Sì, sicuramente il grande pregiudizio è da parte dei medici, perché nessuno a noi insegna all’università che esiste un sistema endocannabinoide, che la cannabis ha delle proprietà terapeutiche… Per cui deriva solo dalla voglia personale di documentarsi, di interessarsi a dei temi, di capire cosa c’è di nuovo che sta avanzando. Ciascuno di noi lo deve fare, è difficile trovare documentazione perché sono pochi i testi su cui mettersi a studiare, devi andare su PubMed che è il nostro canale di ricerca scientifica e scaricare i lavori che ci sono, ce n’è a centinaia ormai, ti metti lì, li studi e poi provi a applicare quello che hai letto: fai il medico. Purtroppo c’è pregiudizio da parte dei medici e poi pregiudizio e tanta ignoranza da parte della politica, i pazienti non ne hanno, le persone oggi sono molto più avanti, quelle ammalate sono abituate a girare su Internet a confrontarsi sui social, per cercare soluzioni per la propria malattia e il pregiudizio lì non esiste.
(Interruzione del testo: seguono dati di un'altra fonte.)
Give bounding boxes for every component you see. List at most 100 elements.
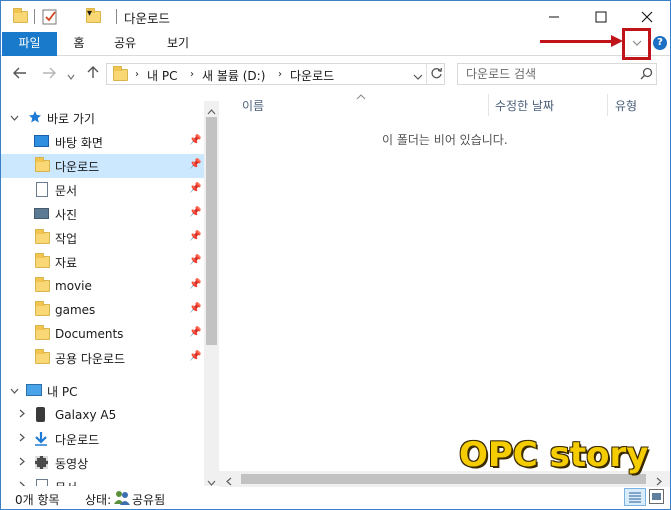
pin-icon[interactable]: 📌 <box>189 159 201 170</box>
pin-icon[interactable]: 📌 <box>189 231 201 242</box>
recent-dropdown-icon[interactable] <box>67 66 75 84</box>
pin-icon[interactable]: 📌 <box>189 351 201 362</box>
forward-arrow-icon[interactable] <box>42 65 56 83</box>
qa-customize-icon[interactable]: ▾ <box>87 8 92 26</box>
ribbon-tabs: 파일 홈 공유 보기 ? <box>1 32 670 56</box>
column-header-name[interactable]: 이름 <box>242 97 264 114</box>
state-label: 상태: <box>85 493 112 507</box>
pin-icon[interactable]: 📌 <box>189 135 201 146</box>
nav-label: 공용 다운로드 <box>55 351 126 366</box>
nav-label: 동영상 <box>55 456 89 471</box>
refresh-icon[interactable] <box>430 67 443 83</box>
pin-icon[interactable]: 📌 <box>189 279 201 290</box>
nav-this-pc[interactable]: 내 PC <box>1 379 204 403</box>
breadcrumb-separator[interactable]: › <box>278 69 282 80</box>
folder-icon <box>35 253 50 268</box>
nav-item-games[interactable]: games 📌 <box>1 298 204 322</box>
nav-item-materials[interactable]: 자료 📌 <box>1 250 204 274</box>
scroll-up-icon[interactable] <box>207 104 216 118</box>
annotation-arrow <box>540 40 613 43</box>
desktop-icon <box>34 135 49 147</box>
nav-item-pc-downloads[interactable]: 다운로드 <box>1 427 204 451</box>
chevron-right-icon[interactable] <box>19 409 25 421</box>
computer-icon <box>26 384 42 396</box>
folder-icon <box>35 325 50 340</box>
users-icon <box>113 490 131 508</box>
nav-item-work[interactable]: 작업 📌 <box>1 226 204 250</box>
nav-item-downloads[interactable]: 다운로드 📌 <box>1 154 204 178</box>
column-header-modified[interactable]: 수정한 날짜 <box>495 97 554 114</box>
chevron-right-icon[interactable] <box>19 457 25 469</box>
picture-icon <box>34 208 49 219</box>
folder-icon <box>35 157 50 172</box>
chevron-down-icon[interactable] <box>10 386 19 397</box>
window-title: 다운로드 <box>124 11 171 26</box>
nav-label: Documents <box>55 327 124 341</box>
nav-label: 바로 가기 <box>47 111 95 126</box>
column-divider[interactable] <box>607 94 608 116</box>
folder-icon <box>113 66 128 81</box>
nav-item-pictures[interactable]: 사진 📌 <box>1 202 204 226</box>
help-icon[interactable]: ? <box>653 36 667 50</box>
search-input[interactable] <box>458 64 628 84</box>
column-header-type[interactable]: 유형 <box>615 97 637 114</box>
breadcrumb-downloads[interactable]: 다운로드 <box>290 67 334 84</box>
nav-item-documents-folder[interactable]: Documents 📌 <box>1 322 204 346</box>
empty-folder-message: 이 폴더는 비어 있습니다. <box>382 133 508 147</box>
folder-icon <box>35 229 50 244</box>
state-value: 공유됨 <box>132 493 166 507</box>
folder-icon <box>13 8 28 23</box>
nav-scrollbar-thumb[interactable] <box>206 117 217 345</box>
pin-icon[interactable]: 📌 <box>189 255 201 266</box>
nav-quick-access[interactable]: 바로 가기 <box>1 106 204 130</box>
star-icon <box>28 110 42 127</box>
folder-icon <box>35 277 50 292</box>
nav-item-documents[interactable]: 문서 📌 <box>1 178 204 202</box>
nav-item-movie[interactable]: movie 📌 <box>1 274 204 298</box>
nav-item-pc-documents[interactable]: 문서 <box>1 475 204 486</box>
chevron-down-icon[interactable] <box>10 113 19 124</box>
breadcrumb-volume[interactable]: 새 볼륨 (D:) <box>202 67 265 84</box>
content-scrollbar-thumb[interactable] <box>241 474 646 484</box>
pin-icon[interactable]: 📌 <box>189 327 201 338</box>
explorer-window: ▾ 다운로드 파일 홈 공유 보기 ? › 내 PC › 새 볼륨 (D:) ›… <box>0 0 671 510</box>
column-divider[interactable] <box>488 94 489 116</box>
pin-icon[interactable]: 📌 <box>189 207 201 218</box>
details-view-button[interactable] <box>624 488 646 506</box>
status-bar: 0개 항목 상태: 공유됨 <box>1 487 670 509</box>
nav-label: 다운로드 <box>55 159 100 174</box>
maximize-button[interactable] <box>578 1 624 32</box>
pin-icon[interactable]: 📌 <box>189 183 201 194</box>
minimize-button[interactable] <box>531 1 577 32</box>
watermark: OPC story <box>459 435 649 475</box>
search-box[interactable] <box>457 63 657 85</box>
nav-item-public-downloads[interactable]: 공용 다운로드 📌 <box>1 346 204 370</box>
divider <box>34 9 35 24</box>
nav-item-videos[interactable]: 동영상 <box>1 451 204 475</box>
up-arrow-icon[interactable] <box>87 65 99 83</box>
properties-icon[interactable] <box>42 8 58 26</box>
pin-icon[interactable]: 📌 <box>189 303 201 314</box>
tab-view[interactable]: 보기 <box>157 32 199 56</box>
tab-file[interactable]: 파일 <box>2 32 57 56</box>
address-bar[interactable]: › 내 PC › 새 볼륨 (D:) › 다운로드 <box>106 63 445 85</box>
large-icons-view-button[interactable] <box>649 489 664 504</box>
nav-label: games <box>55 303 96 317</box>
nav-label: 내 PC <box>47 384 78 399</box>
tab-home[interactable]: 홈 <box>63 32 95 56</box>
nav-label: 문서 <box>55 479 77 487</box>
address-dropdown-icon[interactable] <box>413 70 423 84</box>
search-icon[interactable] <box>640 67 653 83</box>
tab-share[interactable]: 공유 <box>105 32 145 56</box>
title-bar: ▾ 다운로드 <box>1 1 670 32</box>
breadcrumb-separator[interactable]: › <box>190 69 194 80</box>
nav-item-desktop[interactable]: 바탕 화면 📌 <box>1 130 204 154</box>
chevron-right-icon[interactable] <box>19 481 25 486</box>
nav-item-galaxy[interactable]: Galaxy A5 <box>1 403 204 427</box>
thumbnail-icon <box>652 493 661 500</box>
back-arrow-icon[interactable] <box>13 65 27 83</box>
breadcrumb-separator[interactable]: › <box>135 69 139 80</box>
breadcrumb-this-pc[interactable]: 내 PC <box>147 67 177 84</box>
chevron-right-icon[interactable] <box>19 433 25 445</box>
navigation-pane: 바로 가기 바탕 화면 📌 다운로드 📌 문서 📌 사진 📌 작업 📌 자료 📌… <box>1 101 219 486</box>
Quando uno è ammalato ha un obiettivo, quello di star meglio, il pregiudizio lo lascia ad un altro indirizzo.

Le differenze tra cannabis terapeutica, light e illegale

Le chiederei di fare chiarezza su un punto: mi spiegherebbe le differenze tra cannabis terapeutica, cannabis light e la cannabis illegale che si trova sul mercato nero?
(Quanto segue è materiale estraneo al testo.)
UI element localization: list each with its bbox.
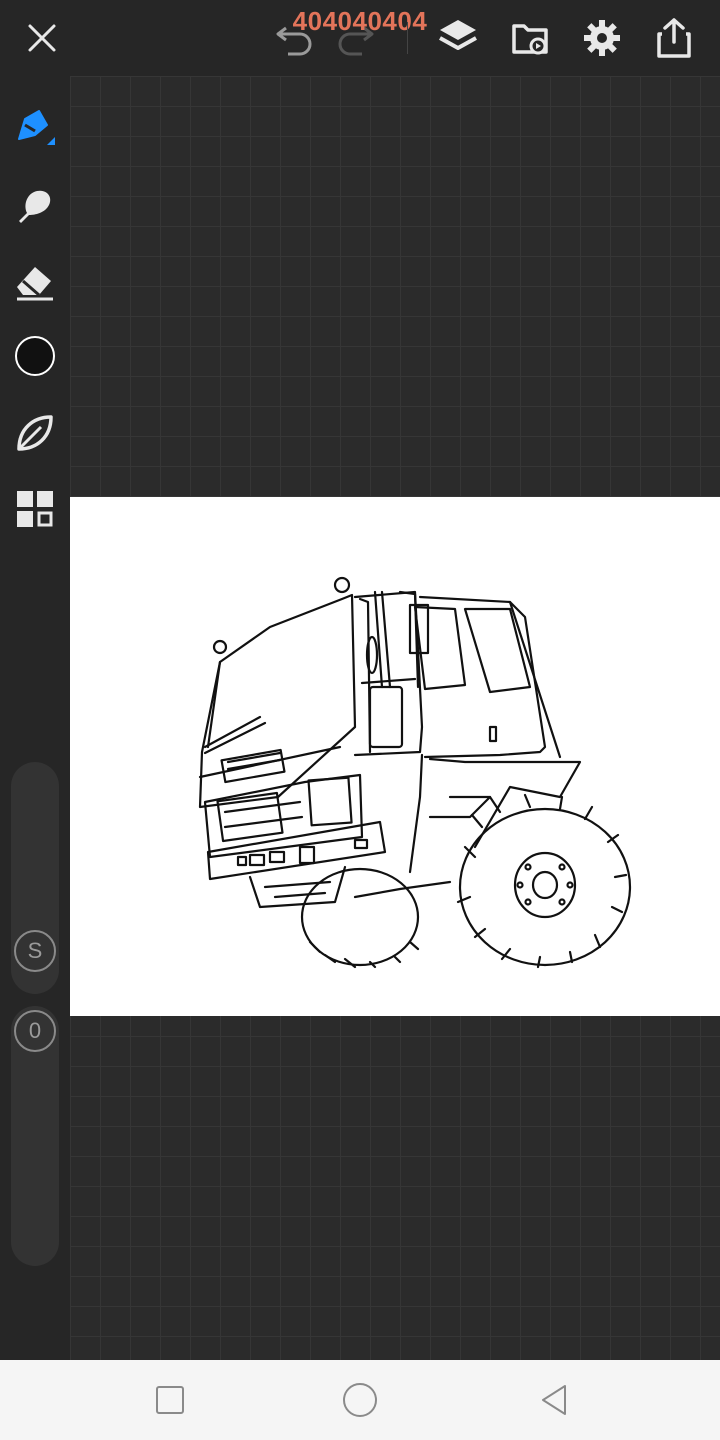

Sono tre cose diverse. La cannabis è una pianta unica, a seconda di come la coltivo e in base a cosa voglio che questa pianta mi dia, alla genetica della pianta e alla metodica di coltivazione, cambia il risultato. La cannabis terapeutica ha i 4 requisiti di efficacia, sicurezza, standardizzazione, accessibilità. La cannabis light è una cannabis che non dovrebbe essere utilizzata perché chi la produce e la vende sa che sui prodotti deve scrivere che non può essere né inalata né tanto meno ingerita ma che può essere utilizzata come souvenir, soprammobile, ma non per uso alimentare o inalatorio, quindi è più che altro una provocazione. La cannabis sul mercato nero è quella che si utilizza per lo sballo e che quindi spesso è addizionata di altre sostanze stupefacenti, ha alti contenuti di thc, è una cannabis che non ha niente a che fare con le altre due. La cannabis light prevede anche bassi contenuti di thc che talvolta ci sono, talvolta non ci sono, è una pianta che se non la coltivi in un certo modo può risponderti producendo cannabinoidi in qualche modo differenti sotto questi aspetti.